Evidently, this is another attempt to assert the utter superiority and distinctiveness of the ectomorph--in Harvard's world, at any rate. Everyone knows that the seats in the Stadium, at New Lecture Hall, and at the Indoor Athletic Building were designed solely to accommodate ectomorphs. Now it appears that the style sultans in New York and London are making clothes expressly designed to shrink the masculine form.
Of course, dress at Harvard is a fairly static, conformist affair. Zoot-suits, funnel shapes, and one-button California drapes were never in order: it's always been (or at least, for as long as we can recall) the three-button jacket with sparely padded shoulders.
But the traditionally straight, string-beanish outline is growing straighter.

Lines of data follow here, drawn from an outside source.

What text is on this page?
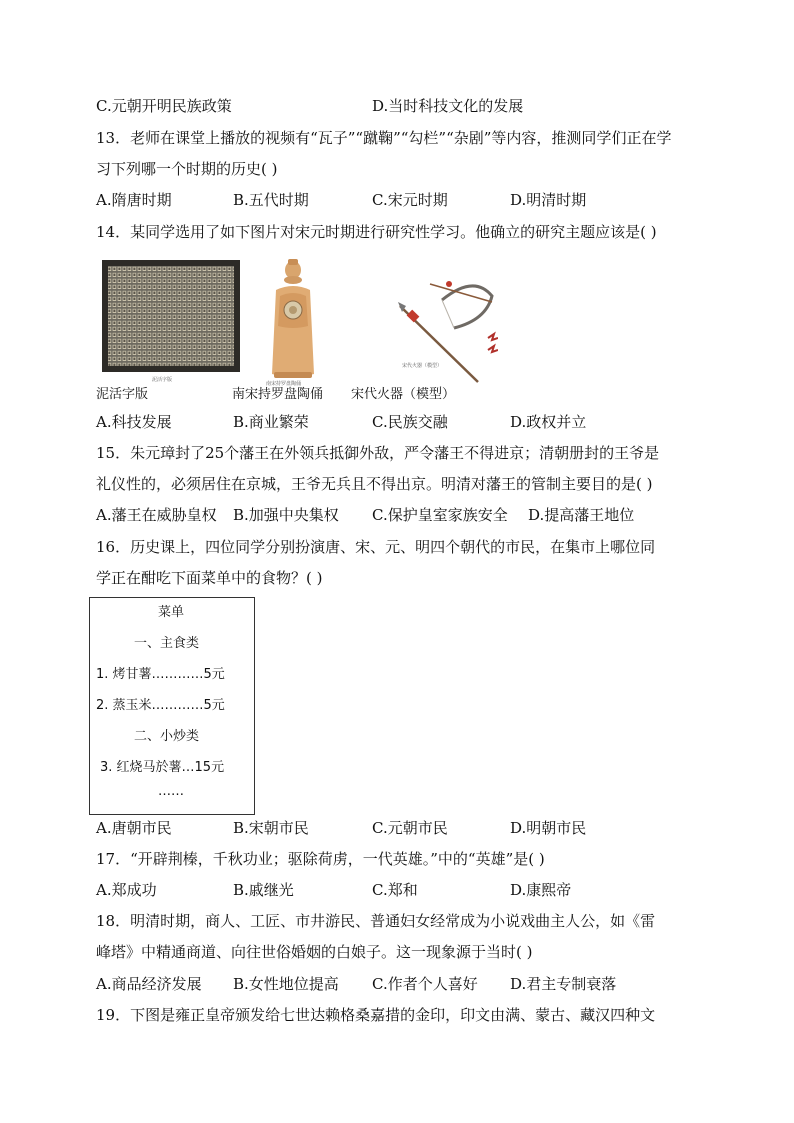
C.元朝开明民族政策	D.当时科技文化的发展
13．老师在课堂上播放的视频有“瓦子”“蹴鞠”“勾栏”“杂剧”等内容，推测同学们正在学
习下列哪一个时期的历史( )
A.隋唐时期	B.五代时期	C.宋元时期	D.明清时期
14．某同学选用了如下图片对宋元时期进行研究性学习。他确立的研究主题应该是( )
泥活字版
南宋持罗盘陶俑
宋代火器（模型）
泥活字版	南宋持罗盘陶俑 宋代火器（模型）
A.科技发展	B.商业繁荣	C.民族交融	D.政权并立
15．朱元璋封了25个藩王在外领兵抵御外敌，严令藩王不得进京；清朝册封的王爷是
礼仪性的，必须居住在京城，王爷无兵且不得出京。明清对藩王的管制主要目的是( )
A.藩王在威胁皇权 B.加强中央集权 C.保护皇室家族安全 D.提高藩王地位
16．历史课上，四位同学分别扮演唐、宋、元、明四个朝代的市民，在集市上哪位同
学正在酣吃下面菜单中的食物？( )
菜单
一、主食类
1. 烤甘薯…………5元
2. 蒸玉米…………5元
二、小炒类
3. 红烧马於薯…15元
……
A.唐朝市民	B.宋朝市民	C.元朝市民	D.明朝市民
17．“开辟荆榛，千秋功业；驱除荷虏，一代英雄。”中的“英雄”是( )
A.郑成功	B.戚继光	C.郑和	D.康熙帝
18．明清时期，商人、工匠、市井游民、普通妇女经常成为小说戏曲主人公，如《雷
峰塔》中精通商道、向往世俗婚姻的白娘子。这一现象源于当时( )
A.商品经济发展 B.女性地位提高 C.作者个人喜好 D.君主专制衰落
19．下图是雍正皇帝颁发给七世达赖格桑嘉措的金印，印文由满、蒙古、藏汉四种文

Whether the impulse originated along New York's Madison Avnue, London's Saville Row, or Cambridge's Mount Auburn Street, is of little consequence. The important thing is that male styles are gradually turning back to Edward VII for a model.

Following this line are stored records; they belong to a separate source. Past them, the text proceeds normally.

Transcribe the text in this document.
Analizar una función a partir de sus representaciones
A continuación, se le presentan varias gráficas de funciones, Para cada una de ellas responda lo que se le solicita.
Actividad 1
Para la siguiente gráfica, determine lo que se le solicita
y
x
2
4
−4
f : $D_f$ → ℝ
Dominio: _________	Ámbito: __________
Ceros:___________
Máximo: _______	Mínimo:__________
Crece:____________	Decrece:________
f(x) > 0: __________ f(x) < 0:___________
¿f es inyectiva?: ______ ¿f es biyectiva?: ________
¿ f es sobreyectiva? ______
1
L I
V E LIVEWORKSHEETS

For example. A few weeks ago, we noticed in the window of one of our most stylish Cambridge haberdashers, a four-button jacket. Four buttons! All the other usual equipment, naturally--tweed, British vents, spare shoulders, pocket flaps--but four buttons! After a while, the jacket disappeared from the window, and we breathed a sigh of relief, still clinging to our recently threatened three-buttoned job. But when, scarcely a week ago, we noticed the self-same jacket draped--or rather, compressed--around the shoulders of a friend of ours, our anxiety was trebly renewed.

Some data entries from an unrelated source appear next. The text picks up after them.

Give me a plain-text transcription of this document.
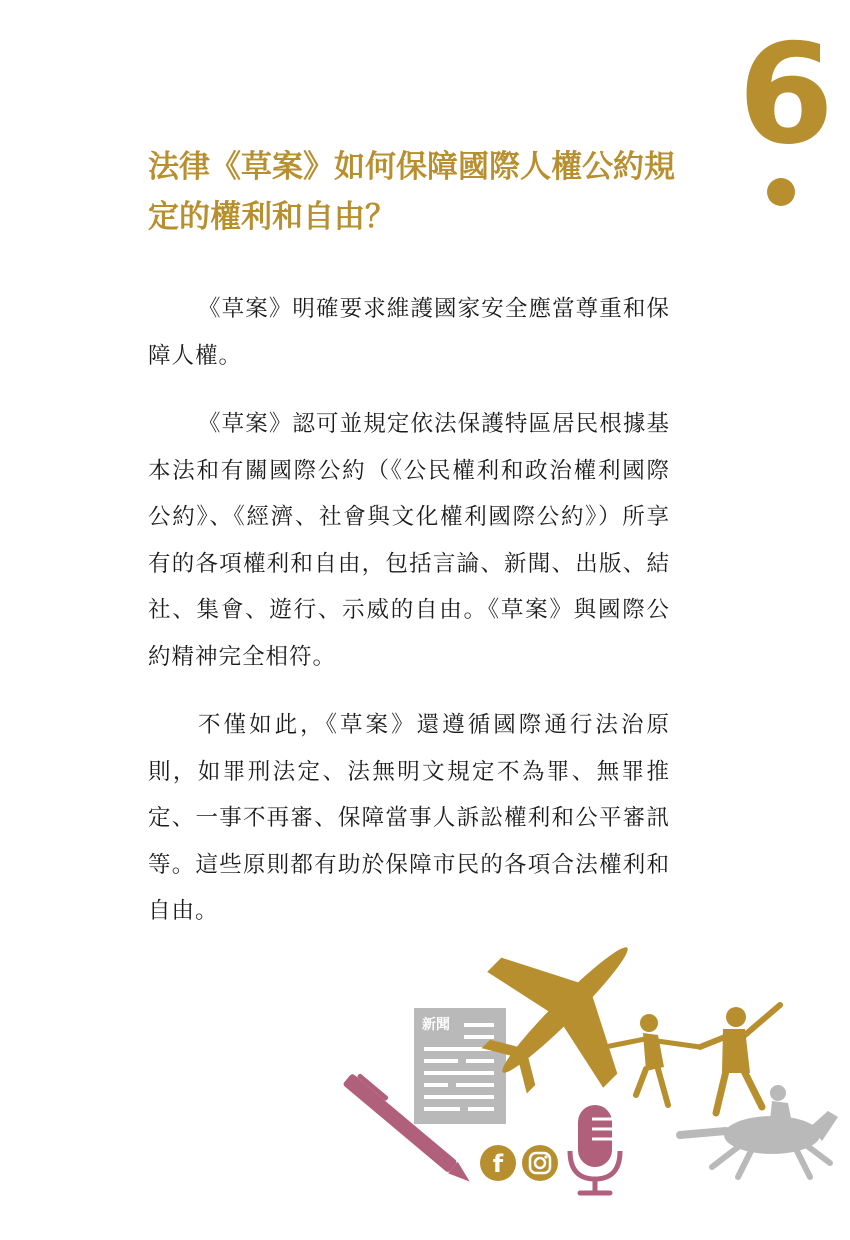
6
法律《草案》如何保障國際人權公約規定的權利和自由？

《草案》明確要求維護國家安全應當尊重和保障人權。

《草案》認可並規定依法保護特區居民根據基本法和有關國際公約（《公民權利和政治權利國際公約》、《經濟、社會與文化權利國際公約》）所享有的各項權利和自由，包括言論、新聞、出版、結社、集會、遊行、示威的自由。《草案》與國際公約精神完全相符。

不僅如此，《草案》還遵循國際通行法治原則，如罪刑法定、法無明文規定不為罪、無罪推定、一事不再審、保障當事人訴訟權利和公平審訊等。這些原則都有助於保障市民的各項合法權利和自由。

新聞
f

We began seaching around for further signs of the reversion to Edwardianism, and to our dismay, we found several. Although we've seen nobody wearing a bowler, we know there are several floating around. Various acquaintances are known to possess slim, black walking sticks. And the other day on Plympton Street, we noticed somebody wearing a black cape.
Keeping in Step
Of course, if Edwardianism asserts itself as the proper style of masculine dress, there is nothing to do but adopt it. We've readily taken up Chesterfields, so there is little reason for us to resist four or five or six button coats, inverted shoulders, walking sticks, bowlers, and full, flaring capes if they happen to become fashionable.
For the present, however, we must consider what is presently correct. In the Spring, seersucker and cord jackets are both practical and eminently proper. Of late, the inexpensive blue denim jackets have become quite popular. There are also sober tan or grey gabardine suits, and for more formal occasions or chilly evenings, the ever-dependable grey flannel is unspeakably proper.
In shirts, the oxford weave, with the button-down, tab, or golf collar is worn all year. However, don't be fooled merely because a shirt is both oxford weave and button-down: pink is still pink.